Impact of Experimental Bias on Compositional Analysis of Microbiome Data
Round 1
Reviewer 1 Report
See attached
Comments for author File: 
Comments.pdf
Author Response
- Re Reviewer 1’s Comment 1: LOCOM has been designed for testing differential ‘absolute’ abundances, not ‘relative’ abundances. The effect size parameters bj characterize differences in ‘absolute’ abundances rather than ‘relative’ abundances, because there exists a normalization factor ai in the equation (2) of the LOCOM manuscript that is a function of bj For this reason, LOCOM is in the same camp as ANCOM, ANCOM-BC, fastANCOM, and LinDA, all of which, as the reviewer pointed out, are inherently tailored for differential absolute abundance assessment. We have added this clarification to page 4 below Equation (1).
- Re Reviewer 1’s Comment 2: Since CORNCOB and LEfSe have been specifically crafted for differential relative abundance analysis, we decided not to include them in our evaluation, which was restricted to methods for differential absolute abundance analysis. We have uploaded the simulation code ‘sim_binaryY_bias.R’ to the ‘simulation_interaction_bias’ directory of our Github site.
Reviewer 2 Report
Summary: The manuscript addresses the issue of experimental bias in microbiome data analysis, which is often overlooked in the development of statistical methods. Taking into consideration taxon-taxon interactions, the authors formulated an interaction bias model and conducted simulations to evaluate the performance of the proposed method, LOCOM. The results demonstrate that LOCOM remains robust within a reasonable range of interaction biases.
The manuscript provides valuable insights into addressing experimental bias and interaction effects in microbiome data analysis, contributing to the advancement of statistical methodologies in this field.
Comments:
1、LOCOM is an association analysis method designed to address experimental biases and compositional effects in microbiome research. However, it is important to note that in the manuscript, the term "causal taxa" is used to describe taxa that are associated with the trait variable. This terminology could inadvertently lead readers to infer a causal relationship between these taxa and the trait.

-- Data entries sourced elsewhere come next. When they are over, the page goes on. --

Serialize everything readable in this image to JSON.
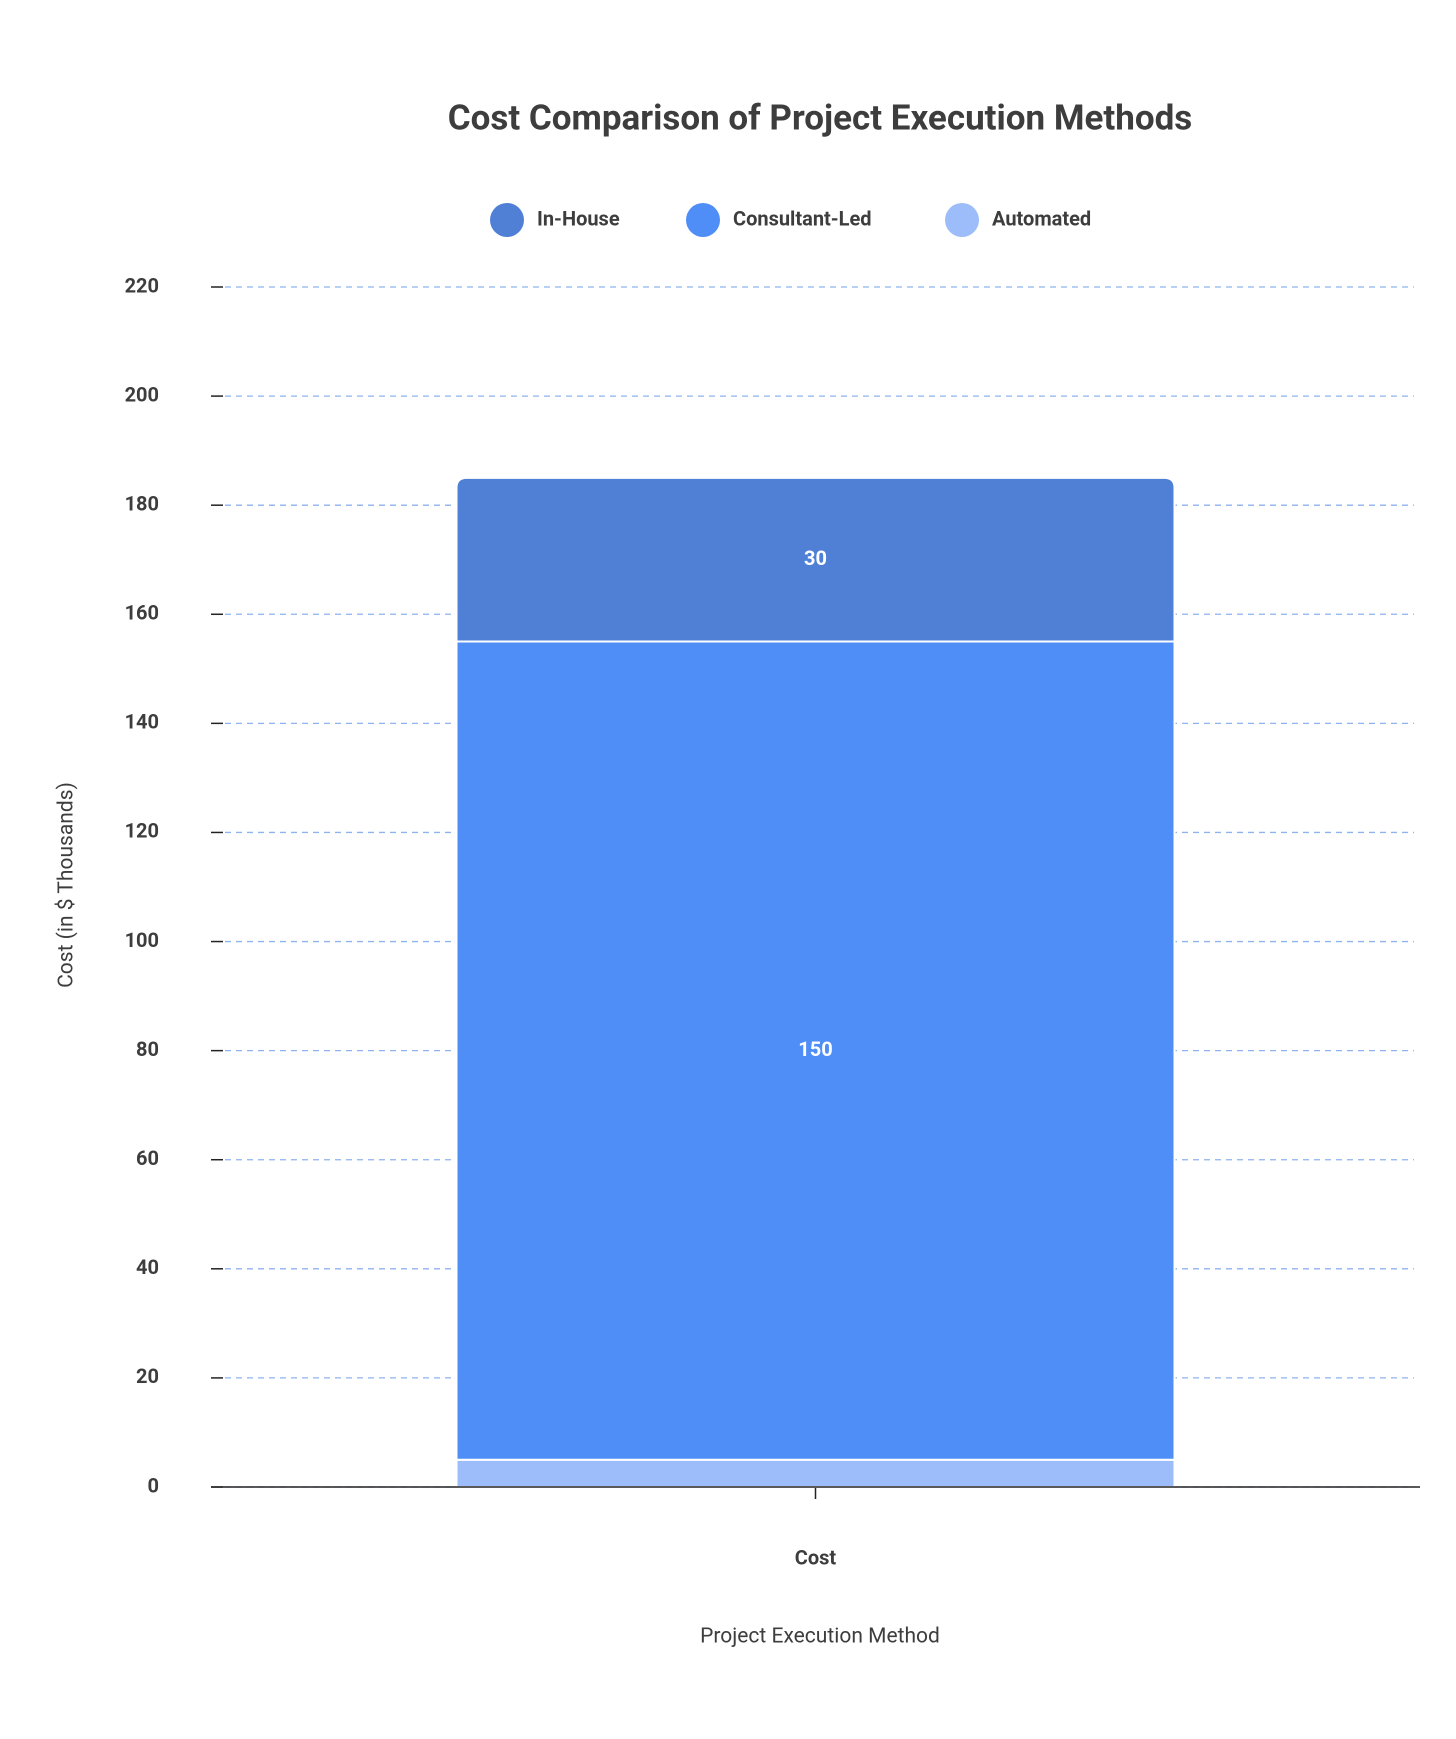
{
  "chart_data": {
    "type": "bar",
    "stacked": true,
    "title": "Cost Comparison of Project Execution Methods",
    "x_label": "Project Execution Method",
    "y_label": "Cost (in $ Thousands)",
    "categories": [
      "Cost"
    ],
    "series": [
      {
        "name": "In-House",
        "color": "#4f80d6",
        "values": [
          30
        ]
      },
      {
        "name": "Consultant-Led",
        "color": "#4f8ef6",
        "values": [
          150
        ]
      },
      {
        "name": "Automated",
        "color": "#9cbdf9",
        "values": [
          5
        ]
      }
    ],
    "ylim": [
      0,
      220
    ],
    "yticks": [
      0,
      20,
      40,
      60,
      80,
      100,
      120,
      140,
      160,
      180,
      200,
      220
    ],
    "grid": true,
    "legend": "top"
  }
}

2、A common practice for controlling the false discovery rate (FDR) is to set the threshold at 0.05. In the manuscript, a higher threshold of 0.2 is used. Could this higher threshold potentially raise concerns?
3、In the Supplementary Materials, a comprehensive explanation is provided regarding the generation of simulated data. The read counts for 856 taxa were generated using a multinomial distribution, with a mean sample size of 10,000. This methodology results in highly sparse observational data. It would be valuable if you could elaborate on the specific steps taken during your data preprocessing and clarify how LOCOM addresses observations with zero read counts.
Minor editing of English language required.
Author Response
- Re Reviewer 2’s Comment 1: We have added the explanation that ‘causal’ means "associated with the trait" in the first appearance of every section.
- Re Reviewer 2’s Comment 2: We chose a relatively high nominal FDR level (20%) because the numbers of causal taxa in both M1 and M2 were small. We have added this explanation to the end of the Methods section (page 8). In the previous LOCOM paper, we also considered a lower nominal FDR level of 10% and LOCOM still controlled FDR at this level.
- Re Reviewer 2’s Comment 3: LOCOM requires that taxa present (i.e., having non-zero counts) in fewer than 20% of samples are filtered out. Since LOCOM fits logistic regression models to taxa count data, zero read counts are naturally handled as possible outcome values. We have added this statement to the top of page 8.